Judul : Sinergi dalam Pendidikan
Karakter
Penerbit : LovRinz Publishing
Tebal : x + 229, 14 x 20
ISBN : 978-602-6652-28-7
Buku ini merupakan sebuah buku antologi yang
ditulis oleh guru-guru yang tergabung dalam pelatihan kepenulisan di GGDN (Grup
Guru Dahsyat New) angkatan XIII. Aktifitas kepelatihannya dilaksanakan secara
online via whatsapp yang dilakukan tiap hari Kamis, selama 4 kali daring – (23,
30 Maret dan 6, 13 April 2017).
Sebagai buku antologi, buku ini ditulis oleh
banyak penulis yaitu sebanyak 23 penulis sebagai kontributor naskah teks
tulisnya dan saya salah satu diantaranya dengan rincian sebagai berikut:
1.
Erza Surya Werita, S.Pd – guru
mapel IPA MTsN Kota Baru Solok Sumatra Barat. (Fondasi Pendidikan Karakter
Bebas Munafik).
2.
Duwi Retnaningsih, S.Pd.Si – guru
mapel Kimia SMA Negeri 2 Klaten. (Membangun Karakter melalui Keteladanan dan
Kepedulian).
3.
Fatmayanti, S.Pd.I, S.Pd – guru SDN
Jarakan Jakarta. (Doa Guru Berkah Bagi
Murid).
4.
Zibdah, S.PD.SD – guru SDN Pondowan
01 Kecamatan Tayu Pati Jawa Tengah. (Guru Berkarakter).
5.
Diana Mulawarmaningsih, S.Ag. – guru
BK di SMAN 2 Katingan Hilir Kab.
Katingan Kalimantan Tengah. (Pendidikan
Karakter Melalui Kegiatan Pembelajaran).
6.
Nurus Samawati Anisa, S.Pd –
mengajar di SMPN 8 Tangerang.(Meluangkan Waktu Mengajarkan Akhlaq).
7.
Siti Khusnul Khotimah – mengajar di
MTsN W Aik Ampat Lombok Timur Nusa Tenggara Barat. (Pendidikan Karakter dalam
Pembelajaran Matematika)
8.
Iskhoyatun, S.Pd – mengajar di SDN
5 Sindangrasa. (Keluarga Harmonis, Landasan Pendidikan Karakter di Tengah
Kehidupan Modern).
9.
Dedi Wahyudi, S.Pd – mengajar di
SMPN 3 Kepulauan Riau. (Pengaplikasian Nilai-Nilai Karakter Bangsa).
10. Puji Astuti,
S.E, S.Pd – mengajar di SDN 007 Balikpapan Selatan. (Implementasi Pendidikan
Berkarakter).
11. Ratiwi, S.Pd –
mengajar di TKIT Assalafush Sholih Citeureup. (Menumbuhkan Nilai Karakter
Religius Sejak Usia Dini).
12. Irawati, S.Pd
– mengajar mapel Kimia di SMKN 1 Sumedang. (Peran Guru Dalam Mengubah Karakter
Siswa).
13. Istiqomah,
S.Pd – mengajar Fisika di SMAN 1 Patean Kab.
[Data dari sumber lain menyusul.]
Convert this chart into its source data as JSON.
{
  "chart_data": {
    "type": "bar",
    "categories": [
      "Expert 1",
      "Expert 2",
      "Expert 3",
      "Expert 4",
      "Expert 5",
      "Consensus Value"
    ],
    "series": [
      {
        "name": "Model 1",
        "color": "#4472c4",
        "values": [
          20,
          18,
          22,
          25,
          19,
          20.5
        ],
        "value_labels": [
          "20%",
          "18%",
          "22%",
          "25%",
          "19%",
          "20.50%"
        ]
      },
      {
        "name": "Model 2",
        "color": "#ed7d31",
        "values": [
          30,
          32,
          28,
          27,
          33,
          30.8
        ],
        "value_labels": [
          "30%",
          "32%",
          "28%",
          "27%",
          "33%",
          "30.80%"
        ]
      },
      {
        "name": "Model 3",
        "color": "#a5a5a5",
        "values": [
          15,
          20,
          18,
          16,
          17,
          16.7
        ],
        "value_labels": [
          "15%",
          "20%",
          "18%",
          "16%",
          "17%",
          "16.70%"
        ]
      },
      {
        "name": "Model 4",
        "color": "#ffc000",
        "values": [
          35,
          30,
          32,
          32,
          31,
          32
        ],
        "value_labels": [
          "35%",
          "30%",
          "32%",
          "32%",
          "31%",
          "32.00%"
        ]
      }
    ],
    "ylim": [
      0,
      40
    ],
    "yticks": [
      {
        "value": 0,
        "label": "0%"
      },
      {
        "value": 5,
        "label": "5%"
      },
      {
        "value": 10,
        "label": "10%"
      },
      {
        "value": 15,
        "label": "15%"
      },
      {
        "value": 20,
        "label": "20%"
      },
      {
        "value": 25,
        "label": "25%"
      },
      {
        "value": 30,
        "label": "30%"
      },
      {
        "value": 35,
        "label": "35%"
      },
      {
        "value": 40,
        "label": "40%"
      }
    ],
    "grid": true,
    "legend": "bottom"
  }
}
Kendal Jawa Tengah. (Peran Guru
Dalam Membentuk Karakter Peserta Didik).
14. Ir. Firtiany
Feby Adiana Gustariany, S.E., M.P., M.Pd.E. – guru Ekonomi di SMAN 2 Rambatan
Kab. Tanah datar Sumatera Barat. (Pendidikan Karakter Cerdas “Miracles The
Reference”).
15. Sri Sulastri,
S.Pd. – guru di MI At Taufiqi Ciboga Kab. Subang. (Tantangan Penuh Berkah).
16. Annisatul
Khoeriyah, S.Pd. – Guru SDN Bencongan VII Kelapa Dua. (Pentingnya Keteladanan
dalan Pendidikan Karakter
17. Samsudin,
S.Pd. – guruSDN 1 Kacangan Kec. Ngunut Kab. Tulungagung. (Peran Guru Dalam
Pembentukan Karakter Siswa).
18. Hj. Khusnul
Qotimah, S.E. – mengajar di SMPN Sentani Kab. Jayapura Papua. (Perlindungan
Profesi Guru).
19. Nur Aini
Mahmudah Himawati, S.Pd. – mengajar di MTs Darul Hikmah Menganti Kedung -
Jepara. (Peran Guru dan Orang Tua Dalam Membentuk Karakter Anak).
20. Iin Endang
Widuri – mengajar di SDN 2 Watugede Singosari Malang. (Keajaiban Karakter
Anak).
21. Amilia
Meiyannie, S.Si – mengajar SMAN 2 Muaradua Kab. OKU Selatan. (Peran Guru Dalam
Mengubah Kebiasaan Siswa).
22. Lilik
Handayani, S.Pd – mengajar di SDN Karangtengah 3 Kota Blitar. (Empat Pilar
Pembentuk Karakter Siswa).
23. Uyun Mulyanah,
S.Pd., M.M. (Membangun Generasi 4G Melalui Pendidikan Karakter.
Didalam buku antologi
ini tulisan saya dengan judul Peran Guru Dalam Pembentukan Karakter Siswa
termuat pada halaman168 – 178. Dan dalam kesempatan kali ini sebagian
dari tulisan saya ersebut akan share lewat blog ini dan saya persilahkan bagi
semuanya untuk mampir serta menikmati postingan saya kali ini. Semoga ada
faedahnya, aamiin.
PERAN GURU DALAM PEMBENTUKAN KARAKTER SISWA
Dalam
kegiatan belajar mengajar guru memainkan peran yang sangat sentral karena tanpa
kehadiran seorang guru kegiatan belajar dan mengajar tidak bisa berlangsung.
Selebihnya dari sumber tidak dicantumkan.